LOS ANGELES — John Lithgow has an illustrious acting career going back five decades, with memorable roles on stage, screen, and TV — yet he recently decided to go back to school to broaden his arts education. His journey is the premise of Art Happens Here With John Lithgow, a one-hour PBS special premiering tonight that follows the venerated 78-year-old thespian as he explores dance, singing, ceramics, and silkscreen printing at four influential arts centers in Los Angeles. At each location, Lithgow trained alongside and is mentored by current students, conveying a sense of the joy, wonder, and trepidation of new creative endeavors.

The show’s roots began with Lithgow’s tenure as co-chair of the Commission on the Arts for the American Academy of Arts and Sciences, which has published reports on arts education and the creative economy. In a press roundtable earlier this month, the actor lamented the “slow diminution of arts in the classroom.”

“And I speak very much from my own experience. When I was a kid before I decided to be an actor, I wanted to be an artist, and a lot of that was pure inspiration from great art teachers in public schools,” he said.

A clip from Art Happens Here With John Lithgow (video courtesy © PBS SoCal)

“We found an enormous amount of evidence on the effect of arts in education for young people in schools,” Lithgow continued. “It makes them better students, but it also makes them much more eager to get to school.”

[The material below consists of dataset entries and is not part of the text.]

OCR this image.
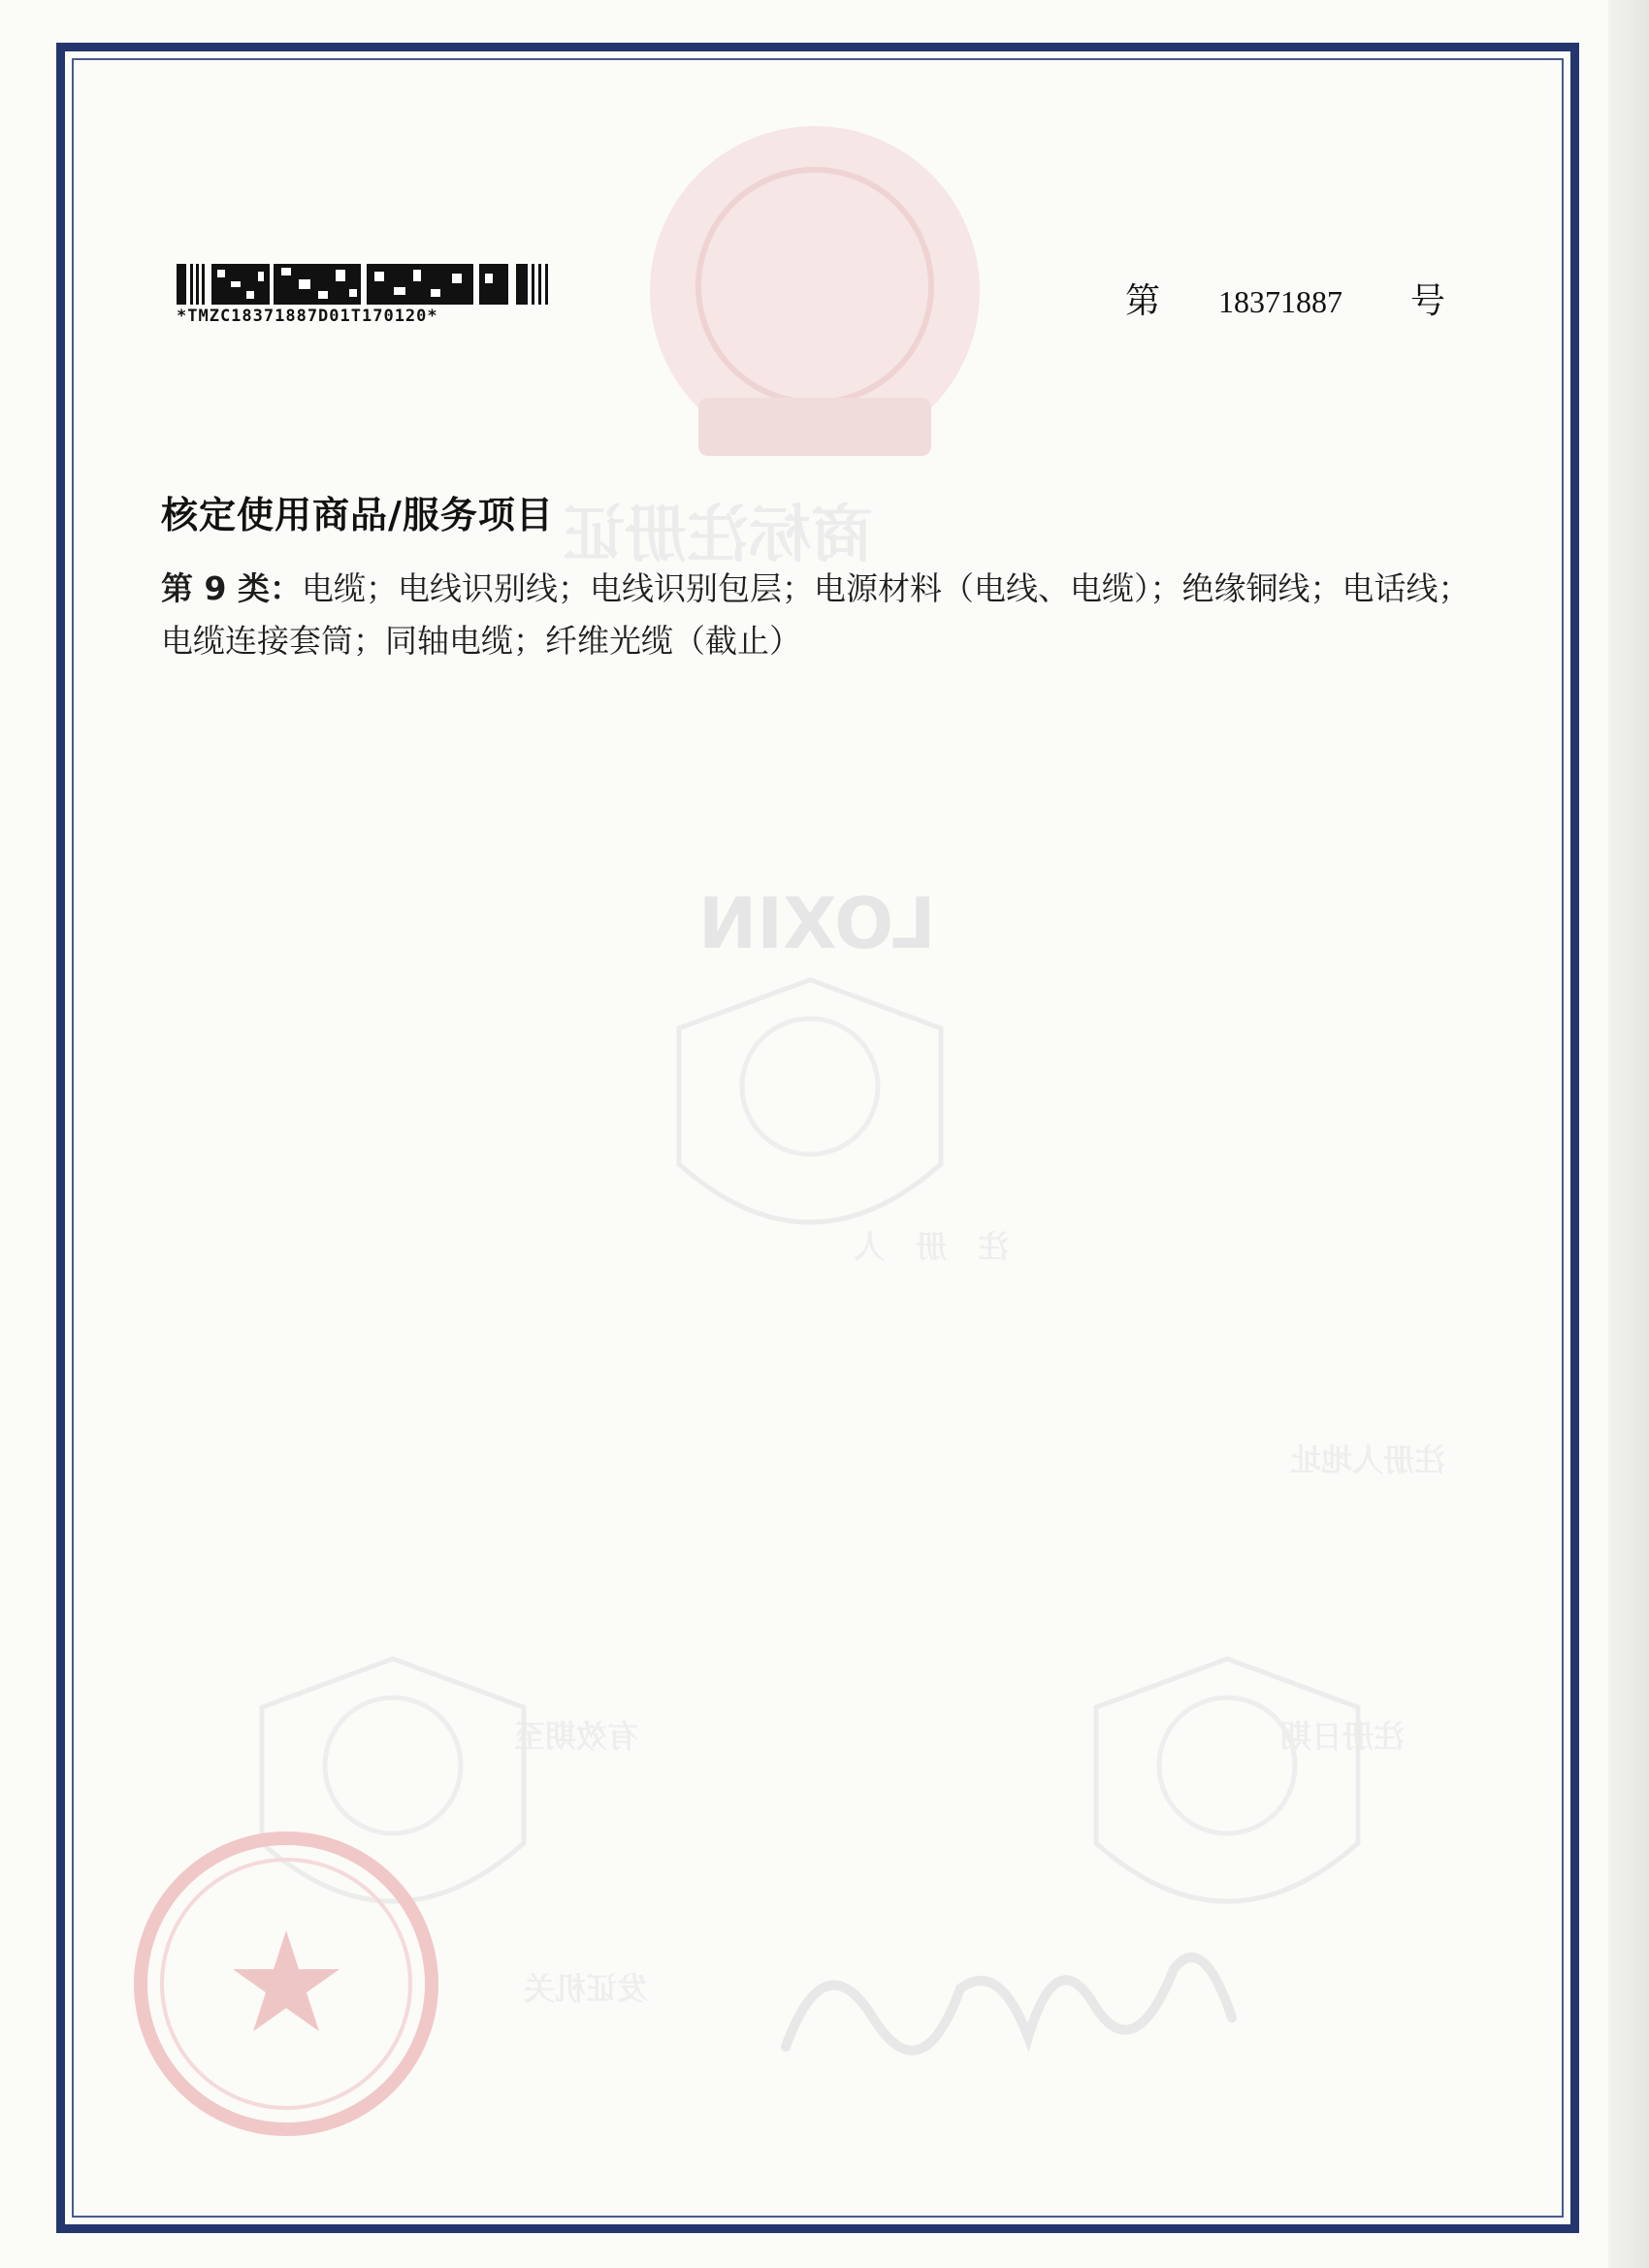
商标注册证
LOXIN
注　册　人
注册人地址
注册日期
有效期至
发证机关
*TMZC18371887D01T170120*	第 18371887 号
核定使用商品/服务项目
第 9 类：电缆；电线识别线；电线识别包层；电源材料（电线、电缆）；绝缘铜线；电话线；电缆连接套筒；同轴电缆；纤维光缆（截止）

Juan Devis, one the program’s executive producers, told Hyperallergic that they were looking to reflect the diversity of LA as well as a range of artistic practices in the four sites they selected, but also seeking to emphasize the various benefits of arts education, including “a sense of management, organization, discipline, [and] belonging.”

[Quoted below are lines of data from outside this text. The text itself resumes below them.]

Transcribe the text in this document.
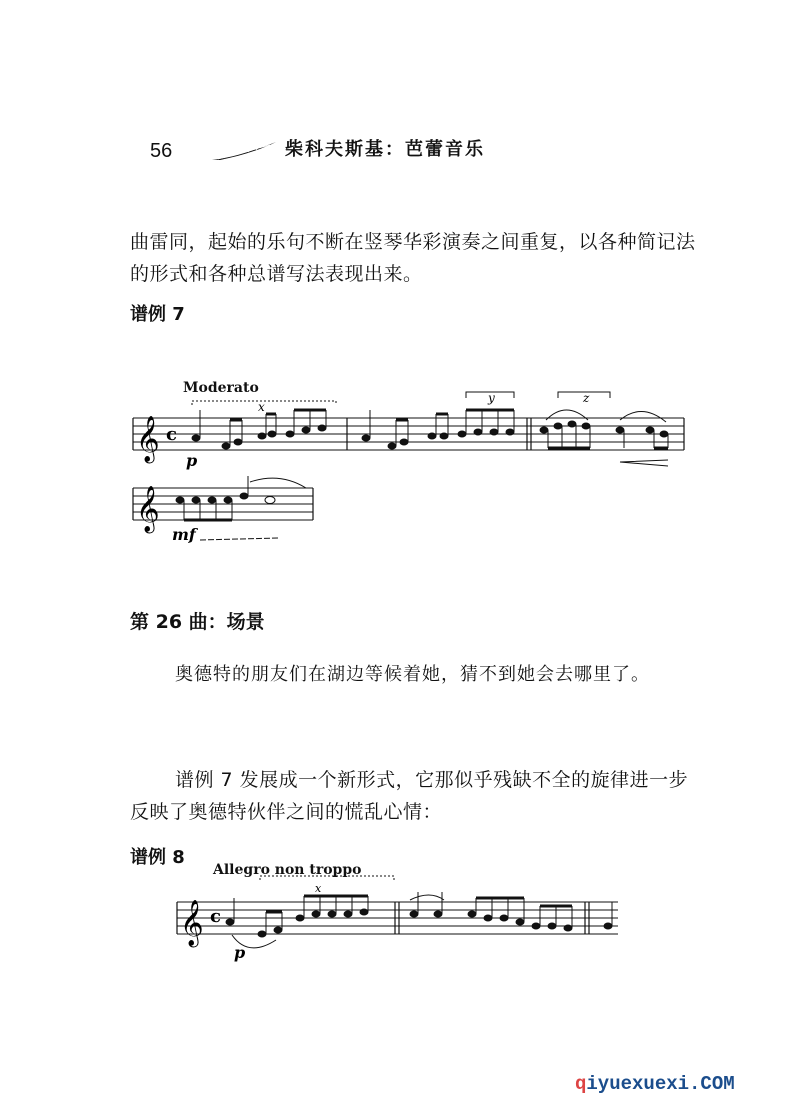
56	柴科夫斯基：芭蕾音乐
曲雷同，起始的乐句不断在竖琴华彩演奏之间重复，以各种简记法的形式和各种总谱写法表现出来。
谱例 7
Moderato
𝄞 c
x
y	z
p
𝄞
mf
𝄞 c
x
p
第 26 曲：场景
奥德特的朋友们在湖边等候着她，猜不到她会去哪里了。
谱例 7 发展成一个新形式，它那似乎残缺不全的旋律进一步反映了奥德特伙伴之间的慌乱心情：
谱例 8
Allegro non troppo
qiyuexuexi.COM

Lithgow visits four arts centers: the longtime Chicano community-based arts space Self Help Graphics & Art; the Debbie Allen Dance Academy; the Community Center of La Cañada Flintridge, which has a well-respected ceramics studio; and the Los Angeles County High School for the Arts (LACHSA). Throughout the course of the program, viewers follow Lithgow’s elation, frustration, failure, and success as he tries his hand at new disciplines, guided by fellow students several decades his junior. “I was a shy kid all over again,” he says in the show after struggling to hit the right notes during a LACHSA singing rehearsal.

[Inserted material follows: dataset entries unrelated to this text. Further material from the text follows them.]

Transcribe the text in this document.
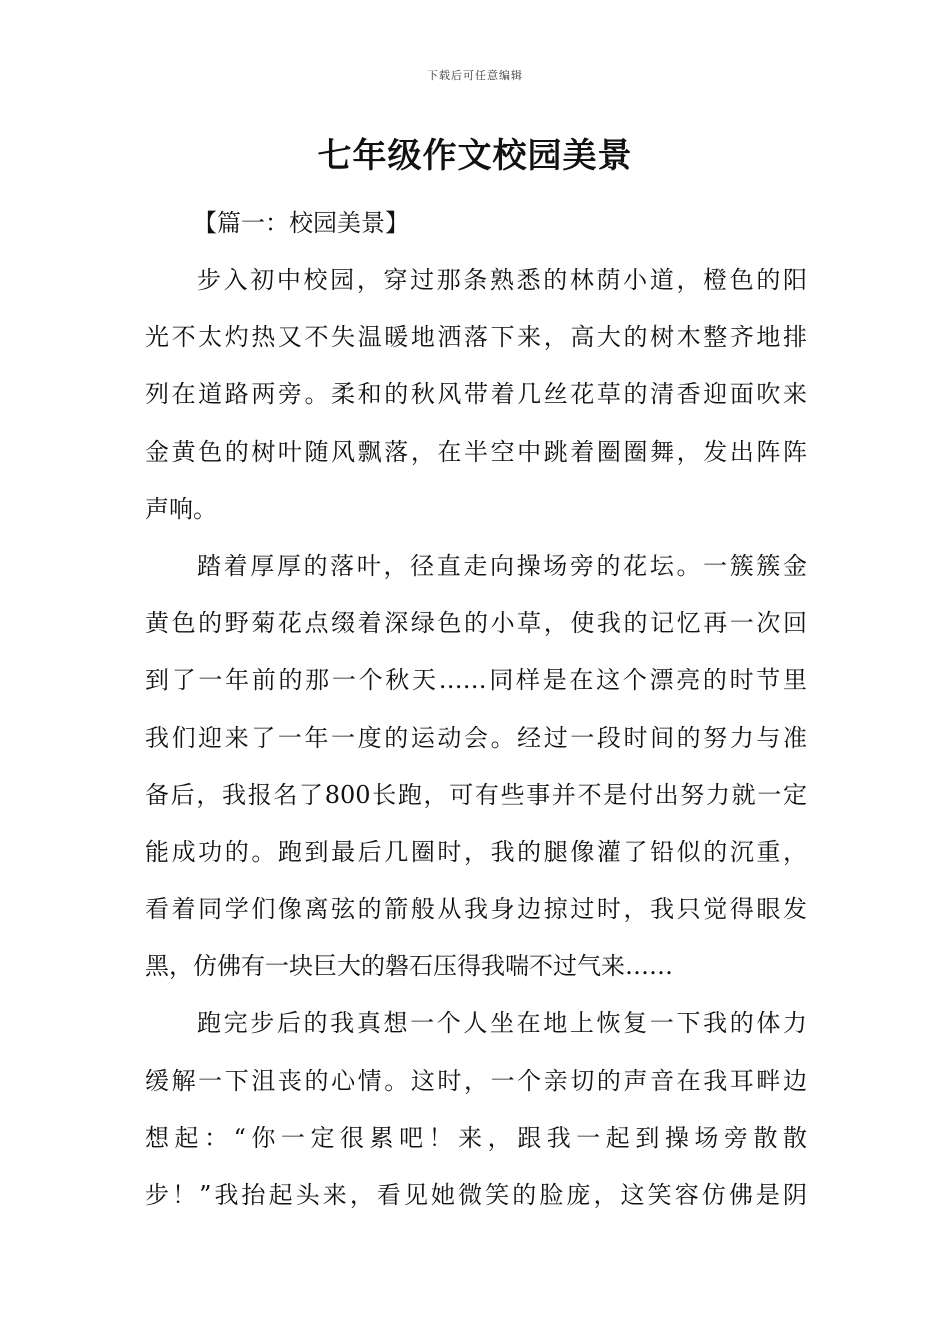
下载后可任意编辑
七年级作文校园美景
【篇一：校园美景】
步入初中校园，穿过那条熟悉的林荫小道，橙色的阳
光不太灼热又不失温暖地洒落下来，高大的树木整齐地排
列在道路两旁。柔和的秋风带着几丝花草的清香迎面吹来
金黄色的树叶随风飘落，在半空中跳着圈圈舞，发出阵阵
声响。
踏着厚厚的落叶，径直走向操场旁的花坛。一簇簇金
黄色的野菊花点缀着深绿色的小草，使我的记忆再一次回
到了一年前的那一个秋天……同样是在这个漂亮的时节里
我们迎来了一年一度的运动会。经过一段时间的努力与准
备后，我报名了800长跑，可有些事并不是付出努力就一定
能成功的。跑到最后几圈时，我的腿像灌了铅似的沉重，
看着同学们像离弦的箭般从我身边掠过时，我只觉得眼发
黑，仿佛有一块巨大的磐石压得我喘不过气来……
跑完步后的我真想一个人坐在地上恢复一下我的体力
缓解一下沮丧的心情。这时，一个亲切的声音在我耳畔边
想起：“你一定很累吧！来，跟我一起到操场旁散散
步！”我抬起头来，看见她微笑的脸庞，这笑容仿佛是阴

At the Debbie Alen Dance Academy, Lithgow pushes his body through its paces while practicing the Dunham Technique, a form of dance that fuses Caribbean and African dances with European ballet.

“It almost killed me,” he recalled. “There were moments in that dance class where I genuinely thought, ‘Oh my God, I’m going to have a heart attack and collapse with documentary cameras covering the whole event.’”

At the Community Center of La Cañada Flintridge, his face lights up with glee as he successfully throws a modest pot, and at Self Help Graphics & Art, he learns the term “artivism” as he collaborates with another student on a screenprint.

Art Happens Here is a love letter to the transformative power of art on a personal, everyday level, with all its small discoveries, missteps, breakthroughs, and joys.

“Through the arts, young people find out who they are and where their imagination will lead them,” Lithgow says in the show. “It happened to me.”